| 4-5 kisrhombille | |
| Type: | Dual semiregular hyperbolic tiling |
| Face List: | Right triangle |
| Edge Count: | Infinite |
| Vertex Count: | Infinite |
| Symmetry Group: | [5,4], (*542) |
| Rotation Group: | [5,4]+, (542) |
| Face Type: | V4.8.10 |
| Dual: | truncated tetrapentagonal tiling |
| Property List: | face-transitive |
In geometry, the 4-5 kisrhombille or order-4 bisected pentagonal tiling is a semiregular dual tiling of the hyperbolic plane. It is constructed by congruent right triangles with 4, 8, and 10 triangles meeting at each vertex.
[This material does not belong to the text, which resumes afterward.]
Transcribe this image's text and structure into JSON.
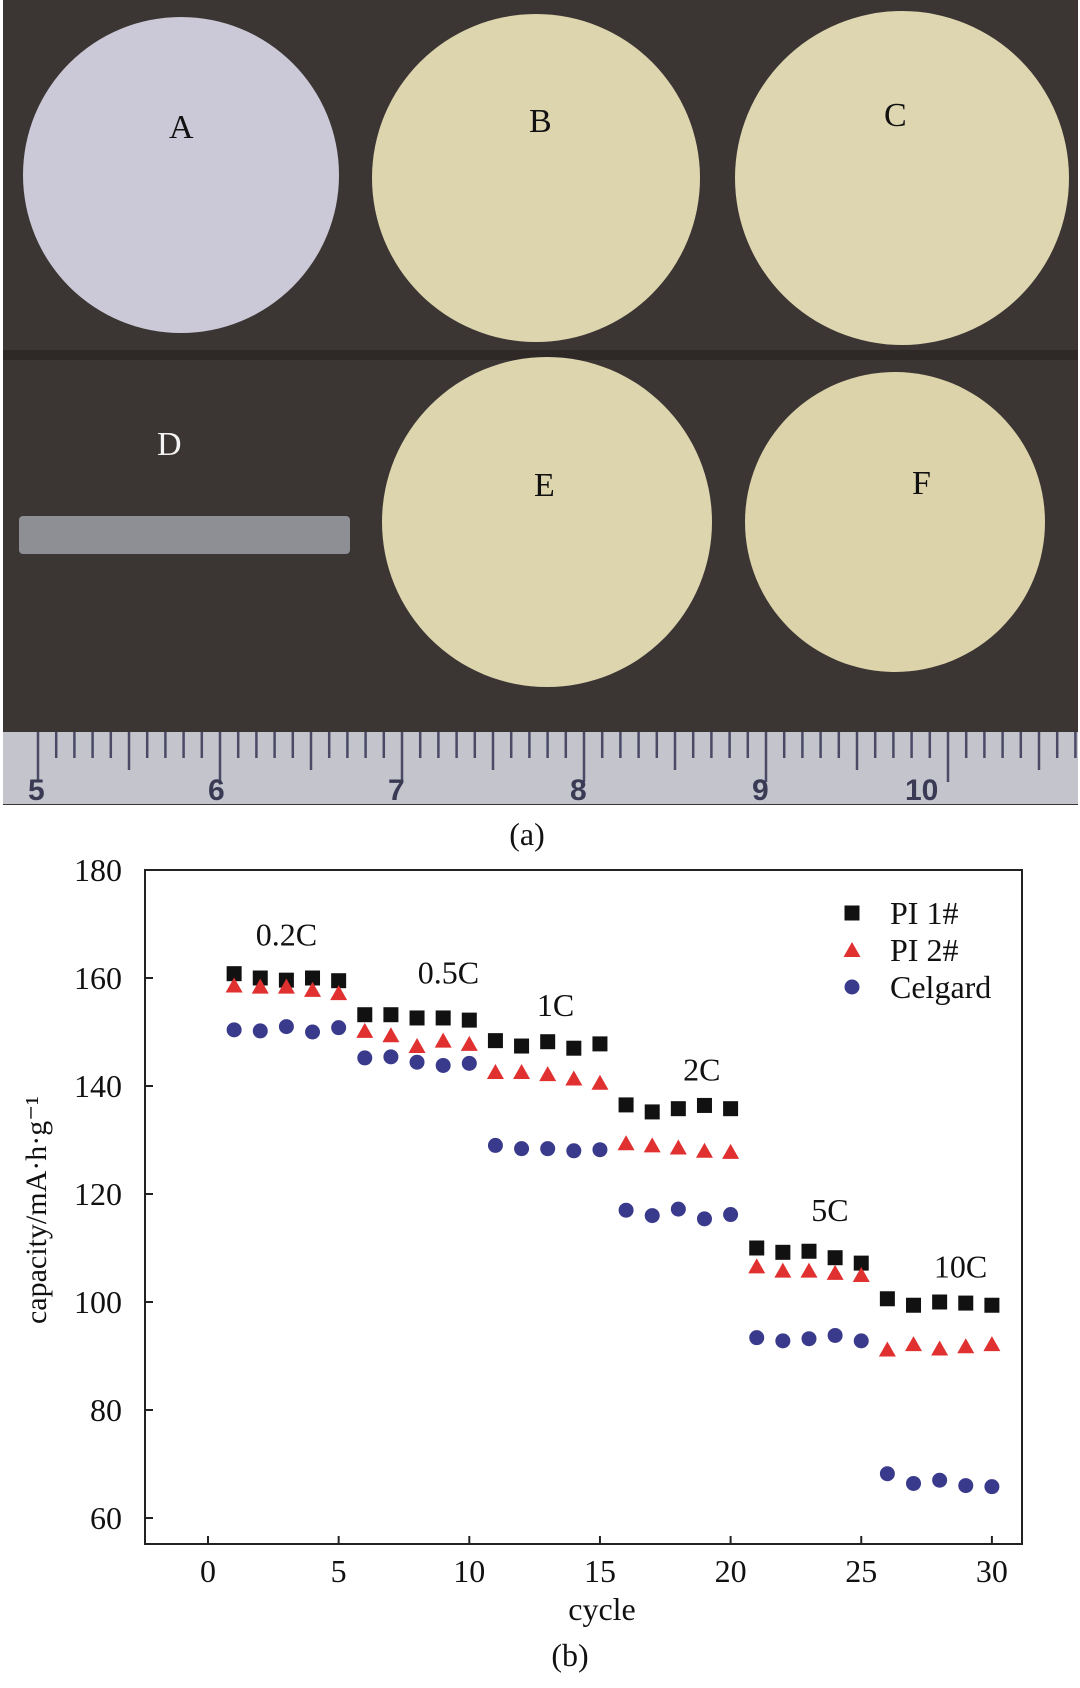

The name 4-5 kisrhombille is by Conway, seeing it as a 4-5 rhombic tiling, divided by a kis operator, adding a center point to each rhombus, and dividing into four triangles.
The image shows a Poincaré disk model projection of the hyperbolic plane.
It is labeled V4.8.10 because each right triangle face has three types of vertices: one with 4 triangles, one with 8 triangles, and one with 10 triangles.
It is the dual tessellation of the truncated tetrapentagonal tiling which has one square and one octagon and one decagon at each vertex.